On 15/12/09 00:37, Philip Beadling wrote:

If you still have trouble, then try using ThreadScope

   http://code.haskell.org/ThreadScope/

with GHC 6.12.1.  You can use ThreadScope directly from the darcs
repository on code.haskell.org, and we hope to do a proper release soon.

Cheers,
        Simon

Thanks for the advice, just downloaded ThreadScope and it's pretty
useful (before I was using Ubuntu's System Monitor which isn't ideal).

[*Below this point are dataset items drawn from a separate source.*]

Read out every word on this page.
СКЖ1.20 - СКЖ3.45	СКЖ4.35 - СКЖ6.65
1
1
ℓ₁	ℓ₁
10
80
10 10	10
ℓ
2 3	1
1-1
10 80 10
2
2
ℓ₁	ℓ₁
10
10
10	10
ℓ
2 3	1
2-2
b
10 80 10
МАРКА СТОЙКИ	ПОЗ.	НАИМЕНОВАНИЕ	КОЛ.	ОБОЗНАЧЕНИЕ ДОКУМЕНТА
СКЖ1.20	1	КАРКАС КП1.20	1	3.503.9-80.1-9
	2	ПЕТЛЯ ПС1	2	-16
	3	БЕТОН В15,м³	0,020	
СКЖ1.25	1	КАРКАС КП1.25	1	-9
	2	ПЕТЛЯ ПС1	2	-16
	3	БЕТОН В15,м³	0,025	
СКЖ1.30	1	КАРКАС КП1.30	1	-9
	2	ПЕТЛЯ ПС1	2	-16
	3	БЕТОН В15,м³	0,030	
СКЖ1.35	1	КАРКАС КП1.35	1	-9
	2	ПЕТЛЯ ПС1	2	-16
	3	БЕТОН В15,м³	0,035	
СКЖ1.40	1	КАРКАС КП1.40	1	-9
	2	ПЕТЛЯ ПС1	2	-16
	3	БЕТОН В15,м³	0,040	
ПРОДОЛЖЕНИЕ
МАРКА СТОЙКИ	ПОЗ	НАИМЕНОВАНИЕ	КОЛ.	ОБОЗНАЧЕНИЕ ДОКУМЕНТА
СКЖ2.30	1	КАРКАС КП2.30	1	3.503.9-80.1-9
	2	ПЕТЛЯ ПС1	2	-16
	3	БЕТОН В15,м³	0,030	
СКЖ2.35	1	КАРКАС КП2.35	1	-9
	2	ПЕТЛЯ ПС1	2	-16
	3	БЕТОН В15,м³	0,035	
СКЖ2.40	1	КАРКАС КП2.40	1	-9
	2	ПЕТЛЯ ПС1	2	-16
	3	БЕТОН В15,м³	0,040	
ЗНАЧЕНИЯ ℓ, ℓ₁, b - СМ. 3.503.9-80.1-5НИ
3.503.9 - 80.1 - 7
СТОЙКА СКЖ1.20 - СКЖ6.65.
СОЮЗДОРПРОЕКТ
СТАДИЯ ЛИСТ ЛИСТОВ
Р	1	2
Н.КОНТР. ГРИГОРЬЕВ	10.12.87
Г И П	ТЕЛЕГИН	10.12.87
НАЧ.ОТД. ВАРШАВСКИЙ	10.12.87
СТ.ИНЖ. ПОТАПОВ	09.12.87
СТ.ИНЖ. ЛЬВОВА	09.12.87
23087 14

I've moved onto 6.12 and I now have my program working nicely over 2
cores - the problem was at least in part my own design - I was
generating large thunks in my parallel version which was killing
performance.  With this solved 2 cores gives me ~50% performance
increase.

What I'm doing now is taking a list I am going to fold over and
splitting it up so I have a list of lists, where each parent list
element representing work for 1 core.  I then fold lazily and only
parallelise on the final sum operation which (as far as I can see) sends
each chunk of folds to a different core and sums the results.

Can I confirm - what you are suggesting is that although I can't
parallelise fold itself, I could force evaluation on the list I am about
to fold in parallel and then merely accumulate the result at the end --
thus most the donkey work is done in parallel?

Yes. If it turns out that the list elements are too small to spark individually, then you may want to split the list into chunks and evaluate/sum the chunks in parallel, before summing the result. This is a typical map/reduce pattern.